Campus protests over Gaza war hit Australia

Campus protests over Gaza war hit Australia
Campus protests over Gaza war hit Australia

Hundreds of supporters of Israel and Gaza faced off at a Sydney university, bringing echoes of US college protests and Middle East tumult to a campus and continent on the other side of the world.

Rival demonstrators came eye-to-eye shouting slogans and waving flags.
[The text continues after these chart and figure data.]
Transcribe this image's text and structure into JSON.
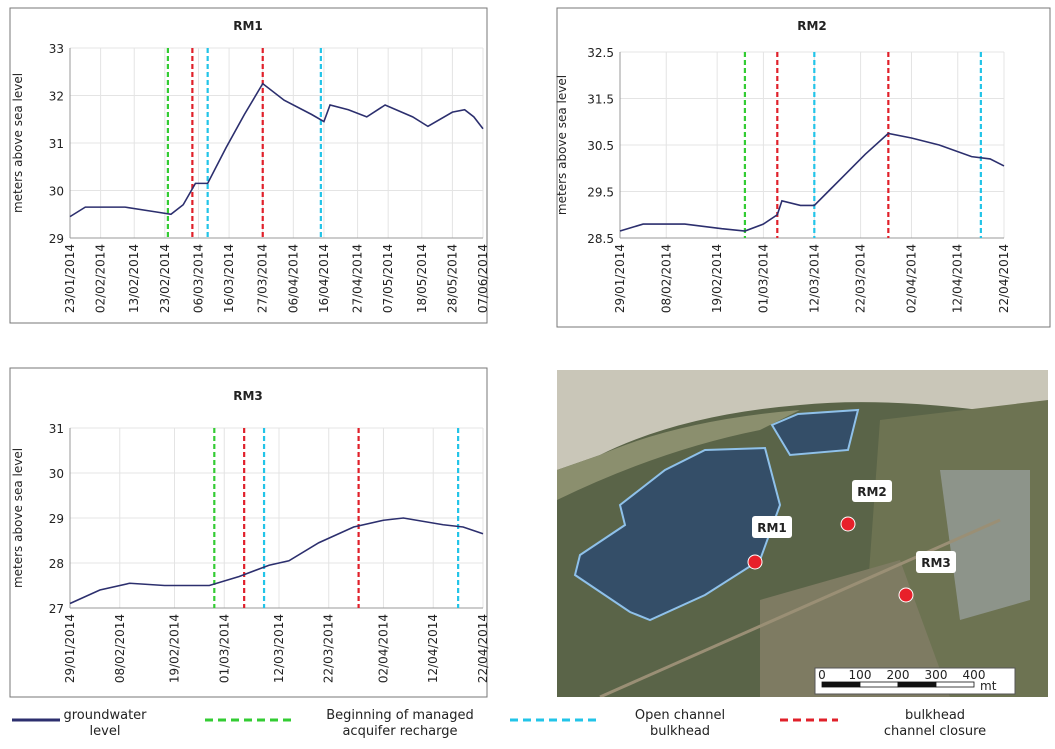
{
  "chart_data": [
    {
      "type": "line",
      "title": "RM1",
      "y_label": "meters above sea level",
      "xlim": [
        "23/01/2014",
        "07/06/2014"
      ],
      "xticks": [
        "23/01/2014",
        "02/02/2014",
        "13/02/2014",
        "23/02/2014",
        "06/03/2014",
        "16/03/2014",
        "27/03/2014",
        "06/04/2014",
        "16/04/2014",
        "27/04/2014",
        "07/05/2014",
        "18/05/2014",
        "28/05/2014",
        "07/06/2014"
      ],
      "ylim": [
        29,
        33
      ],
      "yticks": [
        29,
        30,
        31,
        32,
        33
      ],
      "grid": true,
      "series": [
        {
          "name": "groundwater level",
          "color": "#2c2f6e",
          "x": [
            "23/01/2014",
            "28/01/2014",
            "10/02/2014",
            "20/02/2014",
            "25/02/2014",
            "01/03/2014",
            "05/03/2014",
            "09/03/2014",
            "15/03/2014",
            "21/03/2014",
            "27/03/2014",
            "03/04/2014",
            "12/04/2014",
            "16/04/2014",
            "18/04/2014",
            "24/04/2014",
            "30/04/2014",
            "06/05/2014",
            "15/05/2014",
            "20/05/2014",
            "28/05/2014",
            "01/06/2014",
            "04/06/2014",
            "07/06/2014"
          ],
          "values": [
            29.45,
            29.65,
            29.65,
            29.55,
            29.5,
            29.7,
            30.15,
            30.15,
            30.9,
            31.6,
            32.25,
            31.9,
            31.6,
            31.45,
            31.8,
            31.7,
            31.55,
            31.8,
            31.55,
            31.35,
            31.65,
            31.7,
            31.55,
            31.3
          ]
        }
      ],
      "events": [
        [
          "24/02/2014"
        ],
        [
          "09/03/2014",
          "15/04/2014"
        ],
        [
          "04/03/2014",
          "27/03/2014"
        ]
      ]
    },
    {
      "type": "line",
      "title": "RM2",
      "y_label": "meters above sea level",
      "xlim": [
        "29/01/2014",
        "22/04/2014"
      ],
      "xticks": [
        "29/01/2014",
        "08/02/2014",
        "19/02/2014",
        "01/03/2014",
        "12/03/2014",
        "22/03/2014",
        "02/04/2014",
        "12/04/2014",
        "22/04/2014"
      ],
      "ylim": [
        28.5,
        32.5
      ],
      "yticks": [
        28.5,
        29.5,
        30.5,
        31.5,
        32.5
      ],
      "grid": true,
      "series": [
        {
          "name": "groundwater level",
          "color": "#2c2f6e",
          "x": [
            "29/01/2014",
            "03/02/2014",
            "12/02/2014",
            "20/02/2014",
            "25/02/2014",
            "01/03/2014",
            "04/03/2014",
            "05/03/2014",
            "09/03/2014",
            "12/03/2014",
            "15/03/2014",
            "19/03/2014",
            "23/03/2014",
            "28/03/2014",
            "02/04/2014",
            "08/04/2014",
            "15/04/2014",
            "19/04/2014",
            "22/04/2014"
          ],
          "values": [
            28.65,
            28.8,
            28.8,
            28.7,
            28.65,
            28.8,
            29.0,
            29.3,
            29.2,
            29.2,
            29.5,
            29.9,
            30.3,
            30.75,
            30.65,
            30.5,
            30.25,
            30.2,
            30.05
          ]
        }
      ],
      "events": [
        [
          "25/02/2014"
        ],
        [
          "12/03/2014",
          "17/04/2014"
        ],
        [
          "04/03/2014",
          "28/03/2014"
        ]
      ]
    },
    {
      "type": "line",
      "title": "RM3",
      "y_label": "meters above sea level",
      "xlim": [
        "29/01/2014",
        "22/04/2014"
      ],
      "xticks": [
        "29/01/2014",
        "08/02/2014",
        "19/02/2014",
        "01/03/2014",
        "12/03/2014",
        "22/03/2014",
        "02/04/2014",
        "12/04/2014",
        "22/04/2014"
      ],
      "ylim": [
        27,
        31
      ],
      "yticks": [
        27,
        28,
        29,
        30,
        31
      ],
      "grid": true,
      "series": [
        {
          "name": "groundwater level",
          "color": "#2c2f6e",
          "x": [
            "29/01/2014",
            "04/02/2014",
            "10/02/2014",
            "17/02/2014",
            "26/02/2014",
            "04/03/2014",
            "10/03/2014",
            "14/03/2014",
            "20/03/2014",
            "27/03/2014",
            "02/04/2014",
            "06/04/2014",
            "14/04/2014",
            "18/04/2014",
            "22/04/2014"
          ],
          "values": [
            27.1,
            27.4,
            27.55,
            27.5,
            27.5,
            27.7,
            27.95,
            28.05,
            28.45,
            28.8,
            28.95,
            29.0,
            28.85,
            28.8,
            28.65
          ]
        }
      ],
      "events": [
        [
          "27/02/2014"
        ],
        [
          "09/03/2014",
          "17/04/2014"
        ],
        [
          "05/03/2014",
          "28/03/2014"
        ]
      ]
    }
  ],
  "legend": [
    {
      "name": "groundwater level",
      "color": "#2c2f6e",
      "style": "solid"
    },
    {
      "name": "Beginning of managed acquifer recharge",
      "color": "#33cc33",
      "style": "dashed"
    },
    {
      "name": "Open channel bulkhead",
      "color": "#22c4e8",
      "style": "dashed"
    },
    {
      "name": "bulkhead channel closure",
      "color": "#e0202a",
      "style": "dashed"
    }
  ],
  "map": {
    "labels": [
      "RM1",
      "RM2",
      "RM3"
    ],
    "scale": [
      0,
      100,
      200,
      300,
      400
    ],
    "unit": "mt"
  }
}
Still, except for a few heated exchanges, the protest and counterprotest passed off peacefully.

But it was another sign that the war in Gaza, approaching its seventh month, and the long-rumbling US culture wars are roiling politics oceans away.

Pro-Palestinian demonstrators have been camped for 10 days on a green lawn in front of the University of Sydney's sprawling Gothic sandstone edifice -- a bastion of Australian academia.

The dozens of tents festooned with banners and Palestinian flags have become a focal point for hundreds of protesters -- students and otherwise -- who oppose Israel's ground invasion and bombardment of Gaza.

Similar to their US counterparts, the protesters want to see Sydney University cut ties with Israeli institutions and reject funding from arms companies.

Sydney University administrators are keen not to replicate the US experience.

Vice-chancellor Mark Scott has written to students and staff expressing a "commitment to freedom of expression" and has not called on the police to dismantle the camp.

Australian police were conspicuously absent even during protests, which brought about 100 pro-Israel counterprotesters face-to-face with 400 demonstrators at the pro-Palestinian camp.

Public order and riot squad vehicles were parked well out of view, on the periphery of the campus.

Security was left to university guards who exchanged jokes with each other about their ill-fitting high visibility coats while forming a very porous separating barrier between the opposing camps.